Pivotal Speaks on Scaling Mobile Infrastructure

July 10, 2013 Stacey Schneider

There is a great quote about opportunity, “When you are falling from a mountain, you may as well attempt to fly.”

At VentureBeat’s MobileBeat 2013, we had an opportunity to learn from several mobile-centric engineering executives who have figured out how to build wings and soar at—in this industry, we all call it scale. Though it’s fun to grab a beer with colleagues to talk about ideas for a more clever 404 error than Twitter, GitHub, Tumblr, or Digg, the truth is that we don’t want people to see the error regularly, and the panel, “Scale is Beautiful, Implementation is Key” explained lessons learned from scaling in the real world.

famous-fail-404s

MobileBeat is chock full of great sessions and speakers from companies like Yelp, Instagram, LinkedIn, and Google, and our panel on scaling applications was joined by our own Edward Hieatt, COO of Pivotal Labs, the CTO of Evernote, and the CTO and EVP of Product for Pandora. Each of these leaders has seen their share of growth and related scale issues:

  • Pandora offered a version of their service for free and grew 10x virtually overnight.
  • Evernote grew to 50 million customers in 5 years.
  • Pivotal Labs helped both Groupon and Twitter deal with massively famous growth spurts.
>> Got questions about scale for our team? Ask us at Senchacon!

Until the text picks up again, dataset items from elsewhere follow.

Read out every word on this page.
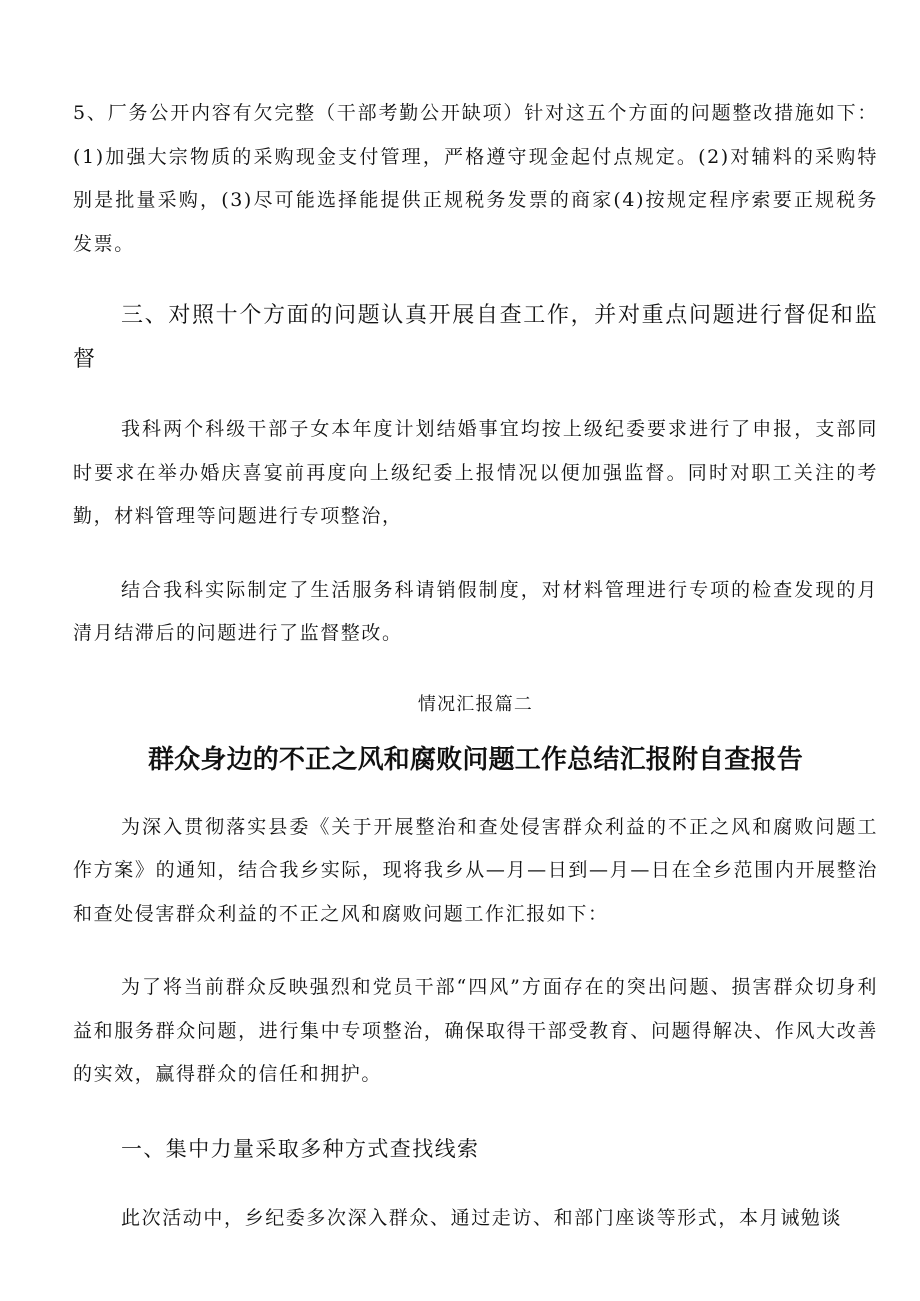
5、厂务公开内容有欠完整（干部考勤公开缺项）针对这五个方面的问题整改措施如下：(1)加强大宗物质的采购现金支付管理，严格遵守现金起付点规定。(2)对辅料的采购特别是批量采购，(3)尽可能选择能提供正规税务发票的商家(4)按规定程序索要正规税务发票。

三、对照十个方面的问题认真开展自查工作，并对重点问题进行督促和监督

我科两个科级干部子女本年度计划结婚事宜均按上级纪委要求进行了申报，支部同时要求在举办婚庆喜宴前再度向上级纪委上报情况以便加强监督。同时对职工关注的考勤，材料管理等问题进行专项整治，

结合我科实际制定了生活服务科请销假制度，对材料管理进行专项的检查发现的月清月结滞后的问题进行了监督整改。

情况汇报篇二

群众身边的不正之风和腐败问题工作总结汇报附自查报告

为深入贯彻落实县委《关于开展整治和查处侵害群众利益的不正之风和腐败问题工作方案》的通知，结合我乡实际，现将我乡从—月—日到—月—日在全乡范围内开展整治和查处侵害群众利益的不正之风和腐败问题工作汇报如下：

为了将当前群众反映强烈和党员干部“四风”方面存在的突出问题、损害群众切身利益和服务群众问题，进行集中专项整治，确保取得干部受教育、问题得解决、作风大改善的实效，赢得群众的信任和拥护。

一、集中力量采取多种方式查找线索

此次活动中，乡纪委多次深入群众、通过走访、和部门座谈等形式，本月诫勉谈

From the Pivotal point of view, there were three simple yet insightful points about scale that came out of the panel.

  1. Know your infrastructure. While clouds are taking over, there is a journey to get to reliable delivery at a foreseeable cost. Don’t outsource operations and forget about it because it will cost you during the scale out period.
  2. Users for mobile are different. While mobile and desktop platforms each have their own development nuances, the profile of use can be drastically different. Scaling mobile is different than scaling for desktop, and scaling HTML5 is different than scaling native apps.
  3. Agile development is the only way to go. Devops teams must work together to automate quality assurance and deploy in smaller, incremental releases to help everyone avoid major problems.

We had the opportunity to speak further with Edward Hieatt after the panel and asked him to offer up additional advice to companies who will face scale challenges in the mobile space:

There are certainly issues that come up within the mobile app, but in our experience scaling mobile apps typically comes down to server side issues. Obviously, there are many causes for scale issues in the mobile space, and these look familiar to people who have scaled web applications. We see something really interesting when the mobile app team and the API team work closely together—scale issues diminish greatly. Very often, we’ll see people who start out building their mobile application separately from the server-side API. There are two distinct teams, sometimes separated physically, and sometimes building their part of the application at different times. The more those barriers are broken down, the better the outcome, and this holds true for issues involving scale. More communication leads to better results, especially when an application is being built rapidly and when change— perhaps significant change—is certain.